P.S. Please hold on tight.
Love Mum xx
The depiction of fertility treatment in film and TV hasn't been known for its faithful portrayal of infertility, often showing an idealised narrative of hope and triumph against adversity, while the reality has been confined instead to whispered conversations in anonymous infertility forums. In recent years, that's started to change, as films like Private Life and Only You have begun to offer a raw and honest picture of what it's really like to go through something so life-changing and life-defining.
However, All Our Eggs takes this to another level: it doesn't just show the emotional rollercoaster of infertility, but takes the viewer in the actual car to experience 'the Great Big Fertility Ride' as close to first hand as possible. The story follows Charlie (Adrienne Pickering) and her husband Jack (Matt Zeremes) as they experience the hope and hopelessness, the worry and the pain of desperately wanting to have a baby, but being unable to, in a completely new and unique way.
Based on Legs up and Laughing, an IVF memoir by Australian playwright Vanessa Bates, All Our Eggs is a micro-series of 45-90 -second episodes delivered through Instagram, TikTok and YouTube throughout 2020, portraying a five-year infertility journey in a flick book of moments. It wasn't originally intended to be a social media show, but a torturous development process and budget cuts necessitated a change of direction. However, having landed on a format that breaks new ground in storytelling - with the first TikTok clip attracting over two million views - I rather suspect the end result is far more interesting as a consequence.
Director Martha Goddard combines dark humour and 'Fleabag'-style turns to camera with devastating poignancy, as so many of the doubts and fears that Charlie shares vividly convey the fervent hope, disappointment and heartbreak of infertility with searing accuracy. Yet some of the most powerful moments happen off-camera. The night before Charlie takes a pregnancy test to find out the outcome of their first IVF cycle, she writes the above 'letter to a bunch of cells' - her innermost thoughts and feelings laid bare not on-screen, but through the brutal simplicity of images and text in an Instagram post. A post that was actually published the night before the episode where Charlie takes this test was released, allowing us to live her story alongside her, in real time. What could have easily been a clunky gimmick works so beautifully because it's not just content slapped on social media, but a participatory experience that invites the viewer to contribute to this immersive story by sharing their own experiences of infertility with the team, in order to shape future material. It's not just Charlie's story - it's everyone's story.

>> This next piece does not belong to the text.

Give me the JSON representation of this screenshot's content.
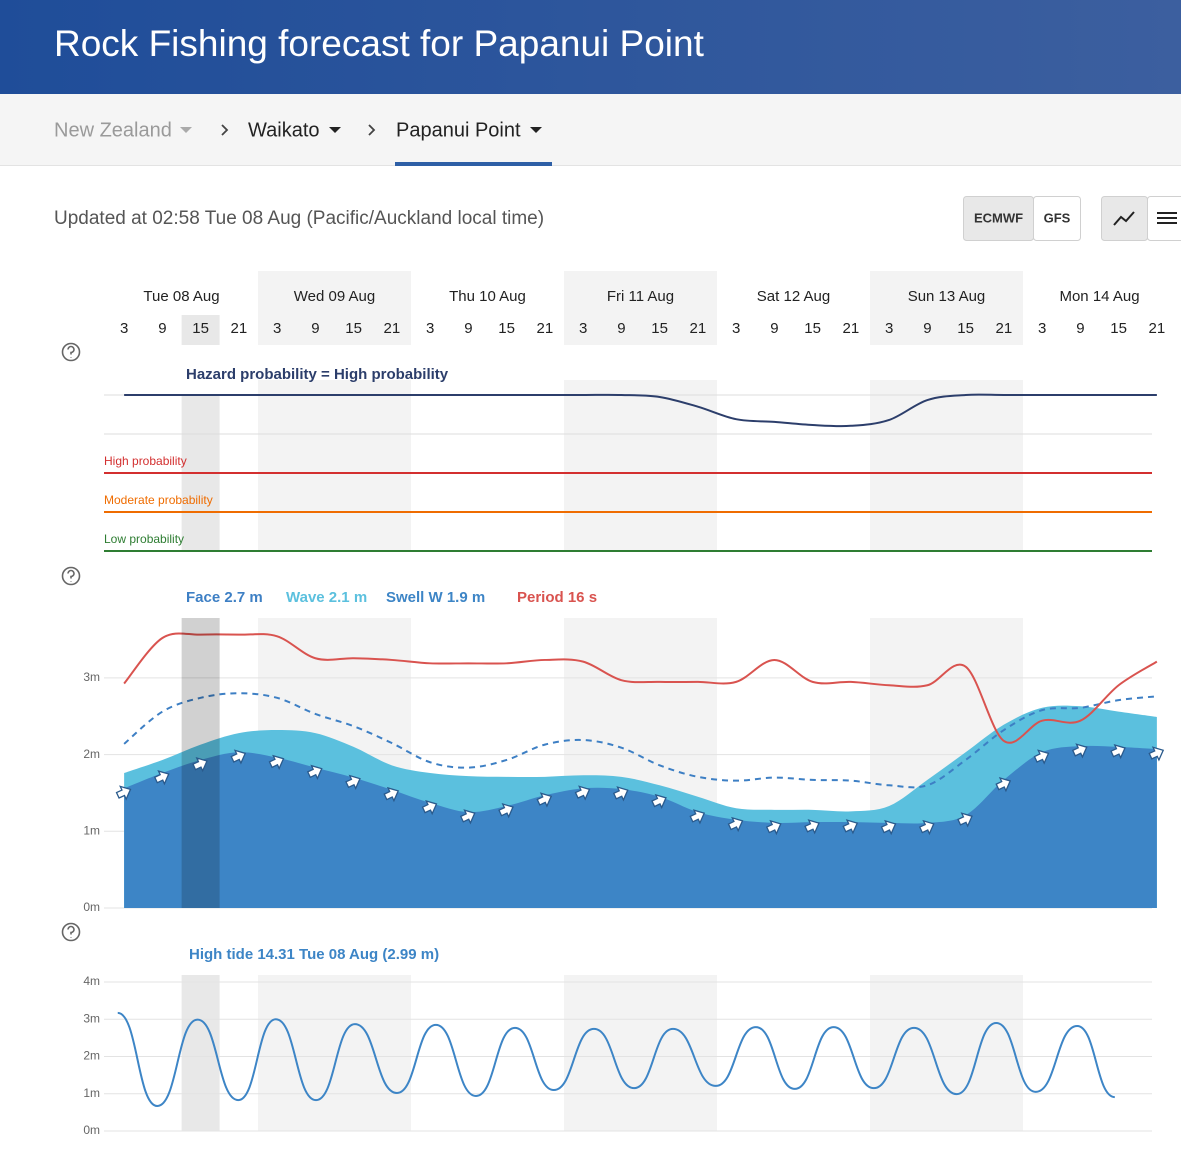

The micro-content means we only glimpse brief snapshots of Charlie and Jack's journey, leaving the audience to fill in large gaps. Whilst I thoroughly enjoyed the mix of small, telling moments that will be only too familiar to anyone who's struggled to conceive (such as Charlie's obsession over the consistency of her cervical fluid and Jack's abject horror at being told to 'fill up' a disturbingly large sample pot when visiting the clinic for a semen analysis), stringing these snippets together may challenge viewers who've not had personal experience of infertility - but I think that's part of its power.
I'd urge anyone who's going through, or has been through, their own infertility journey to watch, read and participate in All Our Eggs - it'll help you feel less alone. Also, I feel it would be of interest to anyone who works in the fertility sector, as a visceral insight into the patient perspective of fertility investigations and treatment. Lastly, I do believe this series would be interesting to everyone, because I guarantee you'll know a friend, family member or colleague who has been or will go through something similar, and a greater understanding of what it means to suffer fertility problems will make a huge difference to building a more empathic culture around infertility.